La neige explose sous la mitraille boche, nuage de gadoue mêlée du sang de ceux qui sont tombés. Dans les tranchées, les rats attendent qu'un de nous tombe pour se faire un festin digne d'un roi. Encore beaucoup tomberont aujourd'hui. Je le sais. Je le sens. Je ferai peut-être parti du nombre.

L'horreur est permanente. Les rugissements des Bertha, les cris des mitrailleuses, les hurlements, semblables à des soupirs dans cette cacophonie, des hommes fauchés ou déchiquetés par le shrapnel sifflant, se taisant quand il s'enfonçait dans les chairs. Je contemple la neige tomber lentement. Flocons épars rougis par la réverbération du sang de ceux qui étaient tombés ce matin. C'est à notre tour de monter. L'échelle est contre la parois, je suis le lieutenant. Soudain, une douleur violente iradie dans mon front. Je chute, le dos dans la boue gelée, les yeux grand souverts, là où viennent fondre les flocons.
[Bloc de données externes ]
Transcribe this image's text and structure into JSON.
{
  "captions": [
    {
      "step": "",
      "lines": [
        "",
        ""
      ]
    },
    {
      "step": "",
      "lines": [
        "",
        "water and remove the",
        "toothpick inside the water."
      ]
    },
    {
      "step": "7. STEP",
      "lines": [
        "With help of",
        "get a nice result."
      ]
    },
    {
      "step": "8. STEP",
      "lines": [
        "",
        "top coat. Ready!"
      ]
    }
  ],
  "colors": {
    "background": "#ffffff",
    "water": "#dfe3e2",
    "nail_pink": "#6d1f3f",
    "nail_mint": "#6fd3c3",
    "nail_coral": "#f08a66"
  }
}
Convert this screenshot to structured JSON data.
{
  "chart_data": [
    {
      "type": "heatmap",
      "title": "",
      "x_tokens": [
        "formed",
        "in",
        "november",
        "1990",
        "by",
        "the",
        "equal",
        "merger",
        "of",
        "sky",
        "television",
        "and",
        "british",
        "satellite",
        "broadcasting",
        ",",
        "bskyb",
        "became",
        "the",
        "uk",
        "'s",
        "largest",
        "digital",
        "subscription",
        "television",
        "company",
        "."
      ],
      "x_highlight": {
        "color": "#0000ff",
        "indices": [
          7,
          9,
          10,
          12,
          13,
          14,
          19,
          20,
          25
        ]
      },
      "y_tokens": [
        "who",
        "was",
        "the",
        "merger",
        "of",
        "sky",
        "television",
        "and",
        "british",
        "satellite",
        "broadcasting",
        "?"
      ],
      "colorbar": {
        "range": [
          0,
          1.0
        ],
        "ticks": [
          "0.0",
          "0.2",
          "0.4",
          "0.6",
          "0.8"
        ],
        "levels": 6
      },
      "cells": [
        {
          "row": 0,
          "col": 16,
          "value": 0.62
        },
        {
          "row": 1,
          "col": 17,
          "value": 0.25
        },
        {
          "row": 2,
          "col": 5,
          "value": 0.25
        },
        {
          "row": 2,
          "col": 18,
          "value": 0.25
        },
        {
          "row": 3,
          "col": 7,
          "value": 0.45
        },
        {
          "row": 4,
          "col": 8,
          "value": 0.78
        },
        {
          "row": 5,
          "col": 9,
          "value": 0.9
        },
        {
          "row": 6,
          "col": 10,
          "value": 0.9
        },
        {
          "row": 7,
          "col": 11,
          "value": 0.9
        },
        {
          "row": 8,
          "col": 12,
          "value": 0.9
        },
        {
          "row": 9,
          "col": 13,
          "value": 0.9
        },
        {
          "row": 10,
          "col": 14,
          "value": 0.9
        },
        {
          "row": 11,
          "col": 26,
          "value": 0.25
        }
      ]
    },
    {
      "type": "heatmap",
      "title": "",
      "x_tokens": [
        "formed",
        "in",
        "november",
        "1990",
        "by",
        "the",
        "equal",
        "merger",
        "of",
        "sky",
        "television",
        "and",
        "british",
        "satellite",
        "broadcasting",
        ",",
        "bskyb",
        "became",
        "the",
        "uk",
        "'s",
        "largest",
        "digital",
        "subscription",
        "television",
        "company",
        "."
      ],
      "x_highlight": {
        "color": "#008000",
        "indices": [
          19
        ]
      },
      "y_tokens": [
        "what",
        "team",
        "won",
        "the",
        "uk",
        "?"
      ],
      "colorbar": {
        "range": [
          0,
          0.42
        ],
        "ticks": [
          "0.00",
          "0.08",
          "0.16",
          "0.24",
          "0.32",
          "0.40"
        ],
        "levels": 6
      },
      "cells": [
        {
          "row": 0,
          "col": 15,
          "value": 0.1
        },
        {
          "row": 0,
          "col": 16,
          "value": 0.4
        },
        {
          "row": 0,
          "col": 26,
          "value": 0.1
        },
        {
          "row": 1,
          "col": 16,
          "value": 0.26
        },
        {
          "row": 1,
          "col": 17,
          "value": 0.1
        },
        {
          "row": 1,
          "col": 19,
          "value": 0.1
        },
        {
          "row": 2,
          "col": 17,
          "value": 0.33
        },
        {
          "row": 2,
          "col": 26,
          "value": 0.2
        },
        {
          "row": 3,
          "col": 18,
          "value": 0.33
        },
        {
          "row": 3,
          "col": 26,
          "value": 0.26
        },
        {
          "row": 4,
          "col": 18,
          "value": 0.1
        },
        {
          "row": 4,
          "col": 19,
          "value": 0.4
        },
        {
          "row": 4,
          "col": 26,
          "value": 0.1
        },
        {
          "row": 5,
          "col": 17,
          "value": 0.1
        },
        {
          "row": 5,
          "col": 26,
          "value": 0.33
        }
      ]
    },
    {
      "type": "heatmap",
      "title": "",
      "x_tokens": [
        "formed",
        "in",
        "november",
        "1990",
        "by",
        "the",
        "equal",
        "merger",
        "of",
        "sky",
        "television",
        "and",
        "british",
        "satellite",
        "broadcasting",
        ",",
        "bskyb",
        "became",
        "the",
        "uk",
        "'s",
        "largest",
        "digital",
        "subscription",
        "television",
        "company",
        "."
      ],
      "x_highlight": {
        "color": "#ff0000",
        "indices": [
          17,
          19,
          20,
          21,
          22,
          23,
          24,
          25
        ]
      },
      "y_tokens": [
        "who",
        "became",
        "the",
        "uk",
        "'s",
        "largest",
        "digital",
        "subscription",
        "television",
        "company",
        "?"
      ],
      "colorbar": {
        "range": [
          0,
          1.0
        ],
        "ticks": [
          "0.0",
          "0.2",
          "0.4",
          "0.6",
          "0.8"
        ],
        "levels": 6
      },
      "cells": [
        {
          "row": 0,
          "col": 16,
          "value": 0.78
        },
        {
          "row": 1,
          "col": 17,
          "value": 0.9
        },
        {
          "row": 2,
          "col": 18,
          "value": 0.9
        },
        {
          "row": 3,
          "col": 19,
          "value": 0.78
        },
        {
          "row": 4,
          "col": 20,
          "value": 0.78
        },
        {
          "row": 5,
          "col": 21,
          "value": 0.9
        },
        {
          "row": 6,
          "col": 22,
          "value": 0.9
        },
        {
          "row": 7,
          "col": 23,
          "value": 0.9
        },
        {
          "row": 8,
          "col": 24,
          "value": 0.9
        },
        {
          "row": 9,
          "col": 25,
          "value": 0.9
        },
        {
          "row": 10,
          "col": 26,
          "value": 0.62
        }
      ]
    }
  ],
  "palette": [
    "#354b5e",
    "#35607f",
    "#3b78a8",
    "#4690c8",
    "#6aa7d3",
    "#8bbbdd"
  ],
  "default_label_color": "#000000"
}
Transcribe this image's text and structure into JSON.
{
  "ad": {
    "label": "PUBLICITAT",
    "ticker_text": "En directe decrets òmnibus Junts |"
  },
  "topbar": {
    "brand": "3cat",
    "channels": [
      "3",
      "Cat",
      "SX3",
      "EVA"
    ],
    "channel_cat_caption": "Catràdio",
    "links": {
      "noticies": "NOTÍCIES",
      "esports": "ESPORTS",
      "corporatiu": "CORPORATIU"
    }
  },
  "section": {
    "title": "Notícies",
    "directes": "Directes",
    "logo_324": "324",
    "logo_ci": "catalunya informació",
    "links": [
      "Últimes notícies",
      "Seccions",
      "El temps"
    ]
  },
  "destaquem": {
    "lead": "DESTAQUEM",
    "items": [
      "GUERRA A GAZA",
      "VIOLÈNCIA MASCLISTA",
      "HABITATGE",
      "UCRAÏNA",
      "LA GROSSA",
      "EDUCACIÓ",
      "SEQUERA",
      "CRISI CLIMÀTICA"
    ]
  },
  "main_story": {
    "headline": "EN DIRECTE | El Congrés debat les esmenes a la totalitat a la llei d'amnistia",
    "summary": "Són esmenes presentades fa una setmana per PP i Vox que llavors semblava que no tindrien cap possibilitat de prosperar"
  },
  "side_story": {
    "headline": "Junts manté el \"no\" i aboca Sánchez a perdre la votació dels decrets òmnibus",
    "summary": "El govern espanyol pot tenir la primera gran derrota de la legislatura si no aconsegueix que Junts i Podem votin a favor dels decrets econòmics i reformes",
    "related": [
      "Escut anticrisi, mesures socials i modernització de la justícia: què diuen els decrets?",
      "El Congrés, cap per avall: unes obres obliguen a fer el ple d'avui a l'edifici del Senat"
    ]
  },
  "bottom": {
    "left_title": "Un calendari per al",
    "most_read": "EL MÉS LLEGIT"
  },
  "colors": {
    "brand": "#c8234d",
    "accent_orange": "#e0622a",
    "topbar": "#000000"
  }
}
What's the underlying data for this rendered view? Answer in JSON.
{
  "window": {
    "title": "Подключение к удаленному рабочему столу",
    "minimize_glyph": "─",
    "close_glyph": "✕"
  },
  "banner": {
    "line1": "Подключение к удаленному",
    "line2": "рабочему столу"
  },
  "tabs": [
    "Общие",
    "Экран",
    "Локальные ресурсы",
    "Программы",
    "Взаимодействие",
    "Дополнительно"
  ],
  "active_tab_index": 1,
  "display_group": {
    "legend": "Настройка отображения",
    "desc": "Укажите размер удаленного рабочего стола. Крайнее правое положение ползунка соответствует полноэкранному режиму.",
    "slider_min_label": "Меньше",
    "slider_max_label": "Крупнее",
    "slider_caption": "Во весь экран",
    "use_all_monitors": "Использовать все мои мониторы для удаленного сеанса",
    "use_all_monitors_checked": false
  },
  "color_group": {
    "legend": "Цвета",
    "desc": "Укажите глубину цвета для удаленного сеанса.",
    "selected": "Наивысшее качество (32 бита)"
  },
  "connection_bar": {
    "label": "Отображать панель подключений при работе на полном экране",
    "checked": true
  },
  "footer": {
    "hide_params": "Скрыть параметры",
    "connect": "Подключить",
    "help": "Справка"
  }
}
Ainsi, je ne connaîtrai que la neige de cet hiver 1916. Je n'arriverai pas jusqu'à Noël, je n'aurai pas de permissions. On plantera une croix blanche au dessus de mon corps avant que l'on ne m'oublie. Des bruits. Des voix. On me tire, on me passe un linge sur le visage tandis qu'on m'adosse à la parois.

- Sergent ! Vous allez bien ?
- Oui... Non... Une balle m'a traversé la tête. Je suis mort.
- Pas vous sergent, le lieutenant...

Je me tourne vers la forme gisant à terre, que les flocons qui s'intensifient commencent déjà à recouvrir. Il n'y a plus de visage, juste un masque sanglant sans expression. Je comprend que c'est un morceau de la boîte cranienne du lieutenant qui m'a assomé. Je saigne. On me déclare inapte à la montée. Je ne sais pas si je suis soulagé. On me conduit à l'infirmerie où je resterai pour la nuit.

Au milieu des tuberculeux, des gueules cassées et des mourrants, je contemple des échantillons de vie qui s'en vont. Comme les saisons. L'hiver est venu pour la troisième année de suite, mais dans nos coeurs, il ne part jamais. Nous restons froids, nous sommes tous des morts en puissance, comme cette végétation qui se fâne quand les obus ne la déchiquète pas. Je réfléchis. Il n'y aura plus de printemps. Pas dans nos coeurs.

La guerre aura été l'hiver de nos vies.